By Pat Harty
IOWA CITY, Iowa – So much goes into being a successful head coach at the collegiate level in any sport.
The ability to identity, recruit and develop talent is at the top of the list, of course. But a head coach also has to know how to deliver a message in a way that it’s impactful, appropriate and timely.
And that brings us to Iowa baseball coach Rick Heller, who just led his team to a doubleheader sweep against Minnesota on Sunday at Banks Field by scores of 6-1 and 18-0.
Heller, obviously, didn’t make any of the throws or get any hits or steal any bases.
But don’t let that fool you about how much influence Heller had on Sunday’s doubleheader demolition, which capped a three-game sweep of the Gophers by a combined score of 31-2.
Iowa has now won eight of its last nine games and is 12-9 on the season, with a four-game series at Rutgers up next on the schedule beginning on Friday.
The turnaround has been fast and furious because it wasn’t that long ago when Iowa stood 4-8 and was struggling to score runs, while the pitching was inconsistent.
Iowa had just lost to Nebraska 13-8 on March 21 at Banks Field when Heller made it abundantly clear that he was concerned about the direction of his team, and that he needed help in a hurry, particularly from his veteran players, who also have a leadership role.

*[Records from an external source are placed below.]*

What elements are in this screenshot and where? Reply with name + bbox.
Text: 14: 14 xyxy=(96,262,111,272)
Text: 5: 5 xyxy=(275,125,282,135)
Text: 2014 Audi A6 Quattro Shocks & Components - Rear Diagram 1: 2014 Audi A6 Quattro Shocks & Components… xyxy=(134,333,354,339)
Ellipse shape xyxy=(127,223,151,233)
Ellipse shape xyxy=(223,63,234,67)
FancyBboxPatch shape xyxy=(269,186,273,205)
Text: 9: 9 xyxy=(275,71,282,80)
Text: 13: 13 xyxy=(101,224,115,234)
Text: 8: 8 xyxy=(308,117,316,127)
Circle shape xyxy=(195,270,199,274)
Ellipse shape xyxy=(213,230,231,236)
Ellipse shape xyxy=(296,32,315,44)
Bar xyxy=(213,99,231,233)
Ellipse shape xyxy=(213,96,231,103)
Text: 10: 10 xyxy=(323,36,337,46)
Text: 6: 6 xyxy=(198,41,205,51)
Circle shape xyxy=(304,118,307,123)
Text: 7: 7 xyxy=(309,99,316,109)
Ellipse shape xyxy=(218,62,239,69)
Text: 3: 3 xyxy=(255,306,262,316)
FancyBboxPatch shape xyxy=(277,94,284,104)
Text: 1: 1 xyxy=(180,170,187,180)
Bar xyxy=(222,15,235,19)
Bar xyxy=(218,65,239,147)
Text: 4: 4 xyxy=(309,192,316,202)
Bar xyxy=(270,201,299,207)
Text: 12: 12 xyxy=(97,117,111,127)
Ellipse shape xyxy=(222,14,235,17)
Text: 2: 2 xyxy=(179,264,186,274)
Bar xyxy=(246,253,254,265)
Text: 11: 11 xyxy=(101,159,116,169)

“You hope that the leadership is still there that it does,” Heller said. “That’s what we’ve talked about the last couple weeks. Those group of leaders need to step up and they need to lead. The thing that happens in baseball a lot of the times is that if you’re one of the guys that everyone looks ups to and you’re struggling, it makes it difficult, at least in their eyes to lead.
“And that’s not the case. It’s how you go about your business and how you handle the failure that gives the biggest lessons to all the guys that are watching. Just trying to do a lot of coaching to keep guys fighting.”
It was clear to whom Heller was directing his message, but he didn’t single out any players or get overly critical.
He just challenged his veteran leaders to rise to the occasion, and to use what they’ve learned from Iowa’s culture under Heller’s watch.
Heller’s words were important. But more important was the person giving the message because words only go so far.
Words are also easy to block out, and that often leads to a head coach’s demise, the inability to convey a message, and to communicate with his players during tough times.
Heller has certainly improved the talent level since taking over the Iowa program shortly after the 2014 season, and that goes back to his ability to identify and recruit talented players.
But even talent can go astray without the right culture and the right environment in which to succeed.
Some might say that it’s just a coincidence that Iowa is 8-2 since Heller issued the public challenge to his veteran players three weeks ago on a post-game zoom conference.
A coincidence can only last for so long, though.
This current 8-1 stretch makes up nearly one-fourth of what started as a 44-game schedule against only Big Ten opponents.
Heller told his players in the lockeroom in the moments after Sunday’s sweep to enjoy what they had accomplished over the weekend, and to enjoy the day off on Monday, but then it’s time to move on to Rutgers.
“We took a big step forward and just have to keep making those steps each and every week, each and every day,” Heller said. “Another good week of practice this week. We’ve got a tough challenge, a four-game series out at Rutgers. We’ve got to be ready for that.
“But until then, let’s enjoy today, enjoy your day off tomorrow and let’s have a great week next week. But fantastic job this weekend. Awesome. Proud of you.”
The players always deserve much of the credit, and Heller would be the first to say that.
Junior ace pitcher Trenton Wallace has been on a roll since Heller spoke out, as has junior Dylan Nedved, both as a position player, and as a pitcher.
Nedved was 6-7 at the plate during Sunday’s doubleheader and hit for the cycle across two games. He also pitched the the final two innings of relief in the first game, allowing no runs and picking up his team-leading fifth save of the season.
Redshirt senior Ben Norman also hit his team-leading seventh home run in the bottom of the third in the first game.
And the pitching was outstanding throughout the weekend, including sophomore Drew Irvine, who who in the first game pitched a career-high seven innings of two-hit ball to earn his first win of the season.
So it’s not just the seasoned veterans who are stepping up for Iowa.
“I think it’s just kind of getting in the groove of things,” Irvine said. ” Obviously, it’s my first few starts here at Iowa. But I feel like I’m getting in a groove and I feel like as a team we’re really hitting a hot spot.”
The schedule will undoubtedly get tougher since Minnesota currently resides in the Big Ten basement at 4-17. The Gophers used to be a Big Ten power, but have fallen on hard times.
Prior to sweeping the Gophers, Iowa won a series at 5-15 Purdue the previous weekend.
Some could say let’s wait and see what happens against better competition.
And fair enough.
But on the flipside, good teams usually win games they’re supposed to win, and that describes the Iowa baseball team at this stage.
A team can only play the teams on its schedule.
It seems obvious that Rick Heller’s message came through loud and clear, and we’re now seeing the positive impact from it.